= Leadpipe colon =

Radiologic sign in inflammatory bowel disease

Leadpipe colon is a term used in radiology to describe a specific, characteristic appearance of the colon, typically seen on barium enema radiographs. The term is associated with a rigid, non-distensible colon that has lost its normal haustral folds, presenting a smooth, tubular, or "pipe-like" appearance. This condition is most commonly linked to chronic ulcerative colitis and other forms of inflammatory bowel disease.

==Description==
In the leadpipe colon appearance, the colon appears straight and narrowed, with the absence of the usual haustral folds. Haustral folds are typically seen in the colon as segmental pouches or folds that help segment the large bowel. In leadpipe colon, these folds are obliterated or flattened, resulting in a smooth appearance. The colon takes on a rigid, tubular form, similar to a pipe, which is where the term "leadpipe" comes from, likening the colon to the appearance of a lead pipe.

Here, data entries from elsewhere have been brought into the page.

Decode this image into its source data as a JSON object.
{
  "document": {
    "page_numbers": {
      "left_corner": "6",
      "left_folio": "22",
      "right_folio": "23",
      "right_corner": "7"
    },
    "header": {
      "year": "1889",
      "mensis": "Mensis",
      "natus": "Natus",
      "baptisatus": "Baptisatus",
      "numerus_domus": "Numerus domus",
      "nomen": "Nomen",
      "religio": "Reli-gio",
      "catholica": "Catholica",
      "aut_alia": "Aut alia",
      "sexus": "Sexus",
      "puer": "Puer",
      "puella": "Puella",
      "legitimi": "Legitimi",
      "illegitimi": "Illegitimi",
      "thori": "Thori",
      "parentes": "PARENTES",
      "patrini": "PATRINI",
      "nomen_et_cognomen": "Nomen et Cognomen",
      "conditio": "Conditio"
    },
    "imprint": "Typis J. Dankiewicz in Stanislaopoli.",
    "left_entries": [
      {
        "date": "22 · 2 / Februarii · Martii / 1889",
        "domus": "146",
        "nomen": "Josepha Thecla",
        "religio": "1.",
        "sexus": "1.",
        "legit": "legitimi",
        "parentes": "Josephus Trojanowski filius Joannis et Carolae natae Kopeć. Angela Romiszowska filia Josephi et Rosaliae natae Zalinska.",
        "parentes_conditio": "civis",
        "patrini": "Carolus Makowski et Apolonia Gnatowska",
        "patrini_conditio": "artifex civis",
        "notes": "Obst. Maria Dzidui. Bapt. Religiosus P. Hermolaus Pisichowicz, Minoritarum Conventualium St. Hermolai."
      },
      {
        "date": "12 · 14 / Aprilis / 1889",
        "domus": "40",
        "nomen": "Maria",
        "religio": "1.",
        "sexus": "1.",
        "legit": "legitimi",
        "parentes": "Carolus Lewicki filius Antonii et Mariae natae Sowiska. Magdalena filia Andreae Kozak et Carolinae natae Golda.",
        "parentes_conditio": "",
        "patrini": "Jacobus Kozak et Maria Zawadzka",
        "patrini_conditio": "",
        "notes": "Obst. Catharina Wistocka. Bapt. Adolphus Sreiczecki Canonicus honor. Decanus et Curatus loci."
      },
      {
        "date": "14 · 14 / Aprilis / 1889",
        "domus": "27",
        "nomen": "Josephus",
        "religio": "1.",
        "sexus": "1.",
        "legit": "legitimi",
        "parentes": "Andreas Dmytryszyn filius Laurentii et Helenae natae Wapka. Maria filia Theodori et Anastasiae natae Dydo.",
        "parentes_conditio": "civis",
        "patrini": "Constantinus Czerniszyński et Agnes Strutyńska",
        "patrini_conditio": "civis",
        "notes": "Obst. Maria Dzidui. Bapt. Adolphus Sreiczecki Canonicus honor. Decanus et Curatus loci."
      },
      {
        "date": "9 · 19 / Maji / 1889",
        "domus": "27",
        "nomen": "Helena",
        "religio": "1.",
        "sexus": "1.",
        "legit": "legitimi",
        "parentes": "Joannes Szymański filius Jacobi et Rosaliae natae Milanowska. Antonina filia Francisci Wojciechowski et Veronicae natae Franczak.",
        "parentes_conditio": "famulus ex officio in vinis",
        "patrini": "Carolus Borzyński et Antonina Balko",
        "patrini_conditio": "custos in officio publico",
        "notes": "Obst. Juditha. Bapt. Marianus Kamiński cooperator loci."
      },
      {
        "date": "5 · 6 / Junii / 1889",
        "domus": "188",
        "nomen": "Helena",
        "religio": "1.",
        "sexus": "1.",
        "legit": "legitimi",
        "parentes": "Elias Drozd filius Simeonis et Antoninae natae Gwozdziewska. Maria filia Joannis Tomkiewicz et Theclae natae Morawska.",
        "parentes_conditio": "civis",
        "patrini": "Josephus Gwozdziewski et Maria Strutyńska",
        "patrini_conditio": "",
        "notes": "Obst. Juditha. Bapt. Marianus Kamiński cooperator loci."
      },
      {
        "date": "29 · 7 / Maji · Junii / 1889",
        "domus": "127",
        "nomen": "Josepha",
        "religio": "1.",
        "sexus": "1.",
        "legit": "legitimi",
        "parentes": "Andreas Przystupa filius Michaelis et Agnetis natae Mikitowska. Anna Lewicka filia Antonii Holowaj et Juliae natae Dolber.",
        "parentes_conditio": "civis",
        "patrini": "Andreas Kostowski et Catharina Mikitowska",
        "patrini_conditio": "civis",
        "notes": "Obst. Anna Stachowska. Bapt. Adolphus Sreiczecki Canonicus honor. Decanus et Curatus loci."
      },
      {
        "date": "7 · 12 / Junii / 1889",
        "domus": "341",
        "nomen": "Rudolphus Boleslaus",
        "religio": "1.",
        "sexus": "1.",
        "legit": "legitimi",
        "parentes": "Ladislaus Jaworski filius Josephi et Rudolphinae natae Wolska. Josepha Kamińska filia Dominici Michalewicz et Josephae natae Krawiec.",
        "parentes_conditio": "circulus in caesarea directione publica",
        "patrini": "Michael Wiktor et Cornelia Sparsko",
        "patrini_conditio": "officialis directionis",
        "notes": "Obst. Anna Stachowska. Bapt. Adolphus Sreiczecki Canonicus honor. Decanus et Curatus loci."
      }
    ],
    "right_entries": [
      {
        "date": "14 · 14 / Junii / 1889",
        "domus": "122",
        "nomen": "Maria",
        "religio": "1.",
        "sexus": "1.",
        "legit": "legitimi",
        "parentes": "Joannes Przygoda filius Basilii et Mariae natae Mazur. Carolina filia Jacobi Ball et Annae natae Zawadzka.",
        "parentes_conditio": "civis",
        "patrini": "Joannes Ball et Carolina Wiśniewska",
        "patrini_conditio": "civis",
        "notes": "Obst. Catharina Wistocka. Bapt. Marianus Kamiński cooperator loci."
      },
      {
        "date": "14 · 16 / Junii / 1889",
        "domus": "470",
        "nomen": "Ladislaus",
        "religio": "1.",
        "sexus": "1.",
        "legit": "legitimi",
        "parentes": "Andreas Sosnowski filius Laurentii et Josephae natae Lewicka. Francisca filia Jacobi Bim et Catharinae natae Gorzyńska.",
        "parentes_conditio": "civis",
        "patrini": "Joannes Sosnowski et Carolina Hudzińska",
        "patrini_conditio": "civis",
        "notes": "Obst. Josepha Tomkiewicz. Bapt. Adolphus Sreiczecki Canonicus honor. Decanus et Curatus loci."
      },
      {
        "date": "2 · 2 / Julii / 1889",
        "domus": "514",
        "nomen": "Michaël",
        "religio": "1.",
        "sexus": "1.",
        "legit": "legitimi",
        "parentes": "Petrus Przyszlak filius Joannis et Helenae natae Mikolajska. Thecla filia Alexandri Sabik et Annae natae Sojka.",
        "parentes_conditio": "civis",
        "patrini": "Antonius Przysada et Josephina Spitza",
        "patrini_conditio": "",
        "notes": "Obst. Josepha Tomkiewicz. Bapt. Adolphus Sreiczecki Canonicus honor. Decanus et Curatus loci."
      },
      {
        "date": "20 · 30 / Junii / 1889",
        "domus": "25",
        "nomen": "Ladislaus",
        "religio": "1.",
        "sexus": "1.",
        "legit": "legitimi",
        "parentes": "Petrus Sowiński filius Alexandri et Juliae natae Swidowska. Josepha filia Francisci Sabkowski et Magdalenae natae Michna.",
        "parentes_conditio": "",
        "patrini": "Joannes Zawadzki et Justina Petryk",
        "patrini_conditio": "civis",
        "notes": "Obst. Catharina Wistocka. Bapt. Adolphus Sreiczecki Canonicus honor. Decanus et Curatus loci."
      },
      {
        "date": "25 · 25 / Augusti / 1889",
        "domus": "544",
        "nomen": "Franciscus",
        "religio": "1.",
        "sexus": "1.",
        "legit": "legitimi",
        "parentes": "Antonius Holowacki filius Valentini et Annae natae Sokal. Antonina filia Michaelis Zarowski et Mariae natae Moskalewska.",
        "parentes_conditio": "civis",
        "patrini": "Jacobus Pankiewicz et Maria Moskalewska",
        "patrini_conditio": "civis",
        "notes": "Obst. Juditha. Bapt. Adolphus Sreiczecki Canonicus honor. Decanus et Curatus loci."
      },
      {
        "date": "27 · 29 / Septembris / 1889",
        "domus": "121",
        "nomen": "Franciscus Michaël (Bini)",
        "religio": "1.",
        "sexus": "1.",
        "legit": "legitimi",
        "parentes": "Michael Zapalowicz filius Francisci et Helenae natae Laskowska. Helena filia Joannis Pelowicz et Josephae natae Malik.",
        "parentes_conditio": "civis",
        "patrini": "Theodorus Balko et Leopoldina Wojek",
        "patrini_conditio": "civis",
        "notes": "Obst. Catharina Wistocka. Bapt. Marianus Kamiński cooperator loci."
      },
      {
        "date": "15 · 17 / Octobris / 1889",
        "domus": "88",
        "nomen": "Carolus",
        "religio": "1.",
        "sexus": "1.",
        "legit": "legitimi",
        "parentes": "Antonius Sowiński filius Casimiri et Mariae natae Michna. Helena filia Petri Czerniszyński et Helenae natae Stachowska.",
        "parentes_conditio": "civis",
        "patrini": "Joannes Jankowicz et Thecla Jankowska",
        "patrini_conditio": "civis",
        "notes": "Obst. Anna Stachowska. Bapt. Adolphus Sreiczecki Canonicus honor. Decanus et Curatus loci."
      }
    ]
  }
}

==Radiological appearance==
The classic leadpipe colon appearance is best observed on barium enema studies, a type of contrast X-ray imaging. During a barium enema, a contrast agent (barium sulfate) is introduced into the colon, and X-ray images are taken. In a leadpipe colon, the following features are seen:
- Loss of haustral folds: The normally visible pouches or folds (haustra) that segment the colon are absent or flattened.
- Smooth, straight appearance of colon: The colon appears rigid and smooth, with little to no flexibility or segmentation.
- Narrowing of the colon: In some cases, the colon may appear narrowed or constricted due to fibrosis from chronic inflammation.